Car bombs

Published in 20th-century / Contemporary History, Issue 1 (Jan/Feb 2009), Letters, Volume 17


—I was disappointed that your review of Car Bomber (‘TV Eye’, HI 16.5, Sept./Oct. 2008), while well informed, missed out on the fact that an actual car bomb was used in Ireland in the 1920s, and so the scene in Neil Jordan’s Michael Collins was not so far-fetched. During the Civil War, on 18 August 1922, a fuel delivery lorry was packed with explosives and set off at the corner of Earl Street and Francis Street in Dundalk. The anti-Treaty IRA had set off the bomb to stop the Free State army who were marching on Dundalk barracks, which had been taken over by anti-Treaty forces under Frank Aiken on 14 August. Luckily there were only two casualties. James McEvoy, on his way to work, was killed and T. A. Connolly, a local vet, was wounded by a stray bullet. Windows in the area were smashed and nearby buildings were damaged. The car bomb failed to save Aiken and his men, who were forced out of Dundalk by the Free State army.
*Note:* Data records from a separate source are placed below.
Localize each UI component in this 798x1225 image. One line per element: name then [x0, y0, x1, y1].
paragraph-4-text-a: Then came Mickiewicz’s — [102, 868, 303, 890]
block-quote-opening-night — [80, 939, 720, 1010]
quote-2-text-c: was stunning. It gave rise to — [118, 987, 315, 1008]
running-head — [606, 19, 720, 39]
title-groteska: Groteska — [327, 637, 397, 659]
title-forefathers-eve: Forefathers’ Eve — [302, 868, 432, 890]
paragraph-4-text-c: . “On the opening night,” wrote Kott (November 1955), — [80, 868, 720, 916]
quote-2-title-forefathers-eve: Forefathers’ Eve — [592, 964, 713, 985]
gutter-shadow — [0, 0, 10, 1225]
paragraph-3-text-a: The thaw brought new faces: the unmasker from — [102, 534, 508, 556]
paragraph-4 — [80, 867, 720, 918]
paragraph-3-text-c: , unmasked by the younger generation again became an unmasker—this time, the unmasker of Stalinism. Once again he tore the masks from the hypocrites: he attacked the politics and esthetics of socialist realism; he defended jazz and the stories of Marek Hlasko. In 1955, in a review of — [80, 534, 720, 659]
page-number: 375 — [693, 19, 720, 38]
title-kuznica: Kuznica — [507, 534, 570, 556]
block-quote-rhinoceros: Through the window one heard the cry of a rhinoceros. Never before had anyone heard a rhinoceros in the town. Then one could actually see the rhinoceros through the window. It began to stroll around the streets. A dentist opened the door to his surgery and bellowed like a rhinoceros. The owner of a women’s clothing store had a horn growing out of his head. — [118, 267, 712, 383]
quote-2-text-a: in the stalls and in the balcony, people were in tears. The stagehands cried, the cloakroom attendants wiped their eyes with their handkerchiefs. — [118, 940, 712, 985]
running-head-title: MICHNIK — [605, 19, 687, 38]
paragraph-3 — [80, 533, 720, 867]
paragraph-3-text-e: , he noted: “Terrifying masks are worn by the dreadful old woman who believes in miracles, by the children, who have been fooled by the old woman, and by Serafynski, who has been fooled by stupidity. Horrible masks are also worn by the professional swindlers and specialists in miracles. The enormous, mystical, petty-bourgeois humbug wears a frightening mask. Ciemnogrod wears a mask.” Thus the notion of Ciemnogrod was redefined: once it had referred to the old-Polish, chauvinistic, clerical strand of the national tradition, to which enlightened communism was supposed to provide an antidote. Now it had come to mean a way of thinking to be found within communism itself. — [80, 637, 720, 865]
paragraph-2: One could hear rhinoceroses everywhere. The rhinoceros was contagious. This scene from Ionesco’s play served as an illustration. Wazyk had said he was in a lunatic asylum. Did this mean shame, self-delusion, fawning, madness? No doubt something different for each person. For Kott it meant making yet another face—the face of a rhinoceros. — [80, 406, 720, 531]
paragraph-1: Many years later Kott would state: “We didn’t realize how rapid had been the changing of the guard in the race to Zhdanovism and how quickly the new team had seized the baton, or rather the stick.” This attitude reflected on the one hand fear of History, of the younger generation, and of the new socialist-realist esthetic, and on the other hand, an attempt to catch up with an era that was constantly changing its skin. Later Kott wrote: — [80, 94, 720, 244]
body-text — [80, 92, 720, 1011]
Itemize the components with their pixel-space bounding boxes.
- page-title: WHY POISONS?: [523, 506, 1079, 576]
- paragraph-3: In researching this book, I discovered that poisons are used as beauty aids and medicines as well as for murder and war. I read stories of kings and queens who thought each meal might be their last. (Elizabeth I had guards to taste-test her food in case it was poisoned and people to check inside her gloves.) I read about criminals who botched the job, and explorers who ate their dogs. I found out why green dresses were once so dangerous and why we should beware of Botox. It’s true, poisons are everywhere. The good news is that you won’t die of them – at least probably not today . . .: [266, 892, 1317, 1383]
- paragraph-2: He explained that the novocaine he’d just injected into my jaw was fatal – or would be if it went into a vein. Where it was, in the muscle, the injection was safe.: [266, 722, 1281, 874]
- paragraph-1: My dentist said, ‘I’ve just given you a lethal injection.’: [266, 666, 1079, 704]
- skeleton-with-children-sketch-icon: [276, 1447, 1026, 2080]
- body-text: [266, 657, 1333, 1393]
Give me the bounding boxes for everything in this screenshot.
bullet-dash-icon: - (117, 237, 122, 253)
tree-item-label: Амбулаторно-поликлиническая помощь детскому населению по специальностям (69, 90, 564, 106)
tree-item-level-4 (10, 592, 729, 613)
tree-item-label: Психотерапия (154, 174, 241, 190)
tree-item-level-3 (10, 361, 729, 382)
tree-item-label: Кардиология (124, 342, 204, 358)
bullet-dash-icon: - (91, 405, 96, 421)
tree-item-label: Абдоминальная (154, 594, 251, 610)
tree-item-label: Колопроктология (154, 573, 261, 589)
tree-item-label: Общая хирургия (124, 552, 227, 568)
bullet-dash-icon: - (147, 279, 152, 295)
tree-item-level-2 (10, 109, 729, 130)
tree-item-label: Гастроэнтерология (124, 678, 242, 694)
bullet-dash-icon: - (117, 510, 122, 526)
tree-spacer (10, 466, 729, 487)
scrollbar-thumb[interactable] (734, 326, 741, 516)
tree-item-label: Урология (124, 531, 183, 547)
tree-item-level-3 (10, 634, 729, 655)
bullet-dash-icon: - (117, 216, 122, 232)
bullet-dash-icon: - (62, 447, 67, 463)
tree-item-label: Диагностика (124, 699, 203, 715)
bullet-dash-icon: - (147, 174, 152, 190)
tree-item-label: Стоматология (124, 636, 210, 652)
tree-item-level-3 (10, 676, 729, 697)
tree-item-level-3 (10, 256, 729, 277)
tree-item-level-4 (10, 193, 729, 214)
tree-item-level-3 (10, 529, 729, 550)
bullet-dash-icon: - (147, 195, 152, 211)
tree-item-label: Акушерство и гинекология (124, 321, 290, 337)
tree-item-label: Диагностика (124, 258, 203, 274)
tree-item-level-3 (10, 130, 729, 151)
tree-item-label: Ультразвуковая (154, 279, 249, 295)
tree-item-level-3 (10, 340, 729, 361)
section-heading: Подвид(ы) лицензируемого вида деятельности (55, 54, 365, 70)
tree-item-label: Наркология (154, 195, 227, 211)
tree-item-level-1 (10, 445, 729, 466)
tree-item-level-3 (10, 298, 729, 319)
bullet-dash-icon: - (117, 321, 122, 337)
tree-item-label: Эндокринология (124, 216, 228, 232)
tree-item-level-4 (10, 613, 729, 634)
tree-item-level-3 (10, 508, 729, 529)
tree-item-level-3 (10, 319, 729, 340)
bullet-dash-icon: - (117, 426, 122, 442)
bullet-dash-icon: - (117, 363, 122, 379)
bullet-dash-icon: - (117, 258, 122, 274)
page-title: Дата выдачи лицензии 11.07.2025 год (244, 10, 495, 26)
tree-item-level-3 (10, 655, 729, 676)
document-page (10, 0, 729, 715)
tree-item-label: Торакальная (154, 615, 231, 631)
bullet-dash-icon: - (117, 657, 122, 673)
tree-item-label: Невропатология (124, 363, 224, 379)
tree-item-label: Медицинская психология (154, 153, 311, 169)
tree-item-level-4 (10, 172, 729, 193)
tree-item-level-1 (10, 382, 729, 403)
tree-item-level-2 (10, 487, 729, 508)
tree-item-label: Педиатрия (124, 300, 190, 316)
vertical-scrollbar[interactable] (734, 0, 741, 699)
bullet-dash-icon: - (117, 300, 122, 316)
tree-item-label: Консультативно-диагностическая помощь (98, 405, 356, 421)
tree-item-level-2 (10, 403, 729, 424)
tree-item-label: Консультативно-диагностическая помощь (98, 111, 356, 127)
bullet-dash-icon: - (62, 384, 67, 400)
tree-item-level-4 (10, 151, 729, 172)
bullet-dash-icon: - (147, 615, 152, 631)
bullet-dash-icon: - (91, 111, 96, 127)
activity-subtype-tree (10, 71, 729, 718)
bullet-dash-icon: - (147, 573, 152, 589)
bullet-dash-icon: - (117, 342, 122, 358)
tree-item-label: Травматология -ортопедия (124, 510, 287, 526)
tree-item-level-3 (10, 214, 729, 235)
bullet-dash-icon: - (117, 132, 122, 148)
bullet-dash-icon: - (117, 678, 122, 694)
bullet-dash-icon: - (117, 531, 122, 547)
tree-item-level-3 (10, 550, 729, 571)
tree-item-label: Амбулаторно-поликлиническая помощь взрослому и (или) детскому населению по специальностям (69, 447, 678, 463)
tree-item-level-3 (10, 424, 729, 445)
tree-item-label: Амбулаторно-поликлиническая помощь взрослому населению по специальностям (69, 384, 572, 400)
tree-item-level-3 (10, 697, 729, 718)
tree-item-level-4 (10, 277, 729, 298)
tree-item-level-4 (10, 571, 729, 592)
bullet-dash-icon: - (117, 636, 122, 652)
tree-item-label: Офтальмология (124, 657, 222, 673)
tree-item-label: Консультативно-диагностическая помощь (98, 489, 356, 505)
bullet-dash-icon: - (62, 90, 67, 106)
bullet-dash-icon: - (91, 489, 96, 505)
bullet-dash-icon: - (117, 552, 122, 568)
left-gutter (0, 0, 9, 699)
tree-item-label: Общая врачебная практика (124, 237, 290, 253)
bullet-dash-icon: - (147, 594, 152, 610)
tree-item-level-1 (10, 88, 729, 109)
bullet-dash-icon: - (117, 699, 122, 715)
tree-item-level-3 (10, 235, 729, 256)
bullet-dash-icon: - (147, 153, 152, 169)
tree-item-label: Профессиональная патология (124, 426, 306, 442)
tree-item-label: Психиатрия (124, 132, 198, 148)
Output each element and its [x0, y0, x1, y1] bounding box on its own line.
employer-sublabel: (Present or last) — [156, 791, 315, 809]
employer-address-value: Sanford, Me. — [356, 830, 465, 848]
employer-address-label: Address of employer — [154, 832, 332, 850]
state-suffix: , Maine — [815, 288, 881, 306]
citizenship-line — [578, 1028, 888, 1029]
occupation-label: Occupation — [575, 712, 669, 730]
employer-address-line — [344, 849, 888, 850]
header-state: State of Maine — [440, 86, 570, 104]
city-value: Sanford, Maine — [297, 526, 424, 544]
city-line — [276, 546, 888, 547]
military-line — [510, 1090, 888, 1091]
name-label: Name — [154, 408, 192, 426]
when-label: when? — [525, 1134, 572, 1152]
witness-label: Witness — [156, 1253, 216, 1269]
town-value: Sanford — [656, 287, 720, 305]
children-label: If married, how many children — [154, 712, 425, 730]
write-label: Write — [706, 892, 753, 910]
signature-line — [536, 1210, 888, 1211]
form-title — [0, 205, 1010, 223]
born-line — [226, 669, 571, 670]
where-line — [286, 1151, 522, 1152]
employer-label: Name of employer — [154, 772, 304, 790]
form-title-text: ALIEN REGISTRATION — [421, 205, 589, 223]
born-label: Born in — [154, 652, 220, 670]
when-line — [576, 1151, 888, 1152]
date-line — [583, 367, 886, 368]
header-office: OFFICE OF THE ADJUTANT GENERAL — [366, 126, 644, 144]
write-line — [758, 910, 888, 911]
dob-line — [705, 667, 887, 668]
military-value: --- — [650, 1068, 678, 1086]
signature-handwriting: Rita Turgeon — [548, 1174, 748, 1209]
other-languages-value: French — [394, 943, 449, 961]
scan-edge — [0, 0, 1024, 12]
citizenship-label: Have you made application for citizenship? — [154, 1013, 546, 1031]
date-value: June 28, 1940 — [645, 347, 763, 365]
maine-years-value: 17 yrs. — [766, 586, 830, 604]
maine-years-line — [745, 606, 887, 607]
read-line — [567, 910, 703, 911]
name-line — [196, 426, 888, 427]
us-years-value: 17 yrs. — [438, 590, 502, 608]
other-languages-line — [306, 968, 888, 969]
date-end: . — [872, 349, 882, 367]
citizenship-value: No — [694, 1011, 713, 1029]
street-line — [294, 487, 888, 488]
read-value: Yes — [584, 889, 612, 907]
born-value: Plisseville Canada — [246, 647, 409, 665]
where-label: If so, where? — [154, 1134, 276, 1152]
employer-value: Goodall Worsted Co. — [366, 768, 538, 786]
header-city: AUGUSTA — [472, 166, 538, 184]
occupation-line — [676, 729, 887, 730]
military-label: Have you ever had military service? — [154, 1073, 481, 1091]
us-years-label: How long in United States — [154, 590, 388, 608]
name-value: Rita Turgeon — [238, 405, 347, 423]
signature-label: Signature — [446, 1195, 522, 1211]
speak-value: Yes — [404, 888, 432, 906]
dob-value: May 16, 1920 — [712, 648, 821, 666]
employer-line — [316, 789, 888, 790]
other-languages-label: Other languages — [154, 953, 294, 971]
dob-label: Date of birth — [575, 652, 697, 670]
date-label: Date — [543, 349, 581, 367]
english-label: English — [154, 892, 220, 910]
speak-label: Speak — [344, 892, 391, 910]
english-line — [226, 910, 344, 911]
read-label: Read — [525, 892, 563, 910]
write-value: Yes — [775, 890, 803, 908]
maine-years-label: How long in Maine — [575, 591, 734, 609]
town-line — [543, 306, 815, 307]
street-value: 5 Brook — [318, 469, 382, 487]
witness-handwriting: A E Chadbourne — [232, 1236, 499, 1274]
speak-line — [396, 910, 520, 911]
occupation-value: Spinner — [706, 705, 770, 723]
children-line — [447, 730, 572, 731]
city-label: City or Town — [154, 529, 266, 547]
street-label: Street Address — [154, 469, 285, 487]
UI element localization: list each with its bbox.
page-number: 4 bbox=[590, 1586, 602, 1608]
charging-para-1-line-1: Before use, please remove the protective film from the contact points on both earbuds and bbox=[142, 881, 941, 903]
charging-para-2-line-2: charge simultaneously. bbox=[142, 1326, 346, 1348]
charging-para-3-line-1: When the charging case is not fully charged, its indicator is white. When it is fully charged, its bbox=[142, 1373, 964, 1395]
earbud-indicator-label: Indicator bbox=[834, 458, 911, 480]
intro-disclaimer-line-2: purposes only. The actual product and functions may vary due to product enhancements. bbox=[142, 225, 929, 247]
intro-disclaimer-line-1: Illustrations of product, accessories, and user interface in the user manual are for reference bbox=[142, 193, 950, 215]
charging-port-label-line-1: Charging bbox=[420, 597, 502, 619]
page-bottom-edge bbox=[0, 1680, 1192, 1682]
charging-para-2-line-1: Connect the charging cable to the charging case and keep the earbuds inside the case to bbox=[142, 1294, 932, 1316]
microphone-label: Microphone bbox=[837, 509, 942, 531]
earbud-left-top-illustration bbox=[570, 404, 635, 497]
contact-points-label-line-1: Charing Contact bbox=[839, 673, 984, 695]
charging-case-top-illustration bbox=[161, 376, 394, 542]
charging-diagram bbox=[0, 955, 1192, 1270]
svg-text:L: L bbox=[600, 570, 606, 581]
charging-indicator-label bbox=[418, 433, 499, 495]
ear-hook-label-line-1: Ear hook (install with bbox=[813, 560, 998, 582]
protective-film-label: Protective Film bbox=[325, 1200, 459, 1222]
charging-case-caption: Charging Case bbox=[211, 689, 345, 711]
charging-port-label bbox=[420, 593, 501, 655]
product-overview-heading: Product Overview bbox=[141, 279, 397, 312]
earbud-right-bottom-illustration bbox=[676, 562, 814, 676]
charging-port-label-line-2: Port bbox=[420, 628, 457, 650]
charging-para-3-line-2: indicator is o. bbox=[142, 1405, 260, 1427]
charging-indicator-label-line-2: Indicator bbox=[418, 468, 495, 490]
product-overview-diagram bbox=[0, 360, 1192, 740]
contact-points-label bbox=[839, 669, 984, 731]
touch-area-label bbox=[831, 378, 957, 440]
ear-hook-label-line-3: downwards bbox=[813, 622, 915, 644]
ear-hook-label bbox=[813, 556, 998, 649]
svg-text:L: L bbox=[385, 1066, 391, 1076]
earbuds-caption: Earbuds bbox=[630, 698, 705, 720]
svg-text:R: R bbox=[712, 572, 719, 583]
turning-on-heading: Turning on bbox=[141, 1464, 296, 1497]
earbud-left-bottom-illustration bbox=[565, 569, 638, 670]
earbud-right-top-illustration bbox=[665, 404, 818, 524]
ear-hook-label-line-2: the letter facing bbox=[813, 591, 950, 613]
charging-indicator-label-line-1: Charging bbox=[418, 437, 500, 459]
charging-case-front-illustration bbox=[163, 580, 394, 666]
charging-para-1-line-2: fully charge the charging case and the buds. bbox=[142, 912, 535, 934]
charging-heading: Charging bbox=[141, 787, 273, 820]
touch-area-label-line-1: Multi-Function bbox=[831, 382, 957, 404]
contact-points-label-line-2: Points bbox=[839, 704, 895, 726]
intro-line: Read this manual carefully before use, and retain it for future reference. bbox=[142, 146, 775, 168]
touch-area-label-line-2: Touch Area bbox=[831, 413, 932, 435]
Car bombs were not used again until the Northern Troubles. The town was hit again by a car bomb on 19 December 1975, when a Loyalist no-warning bomb went off in Crowe Street. Two men, Jack Rooney and Hugh Watters, were killed and others injured. Widespread damage was caused to surrounding buildings. A report on the 1922 lorry bomb recently appeared in the Dundalk Democrat. So, like it or not, the IRA did invent the car bomb and it became their trademark weapon.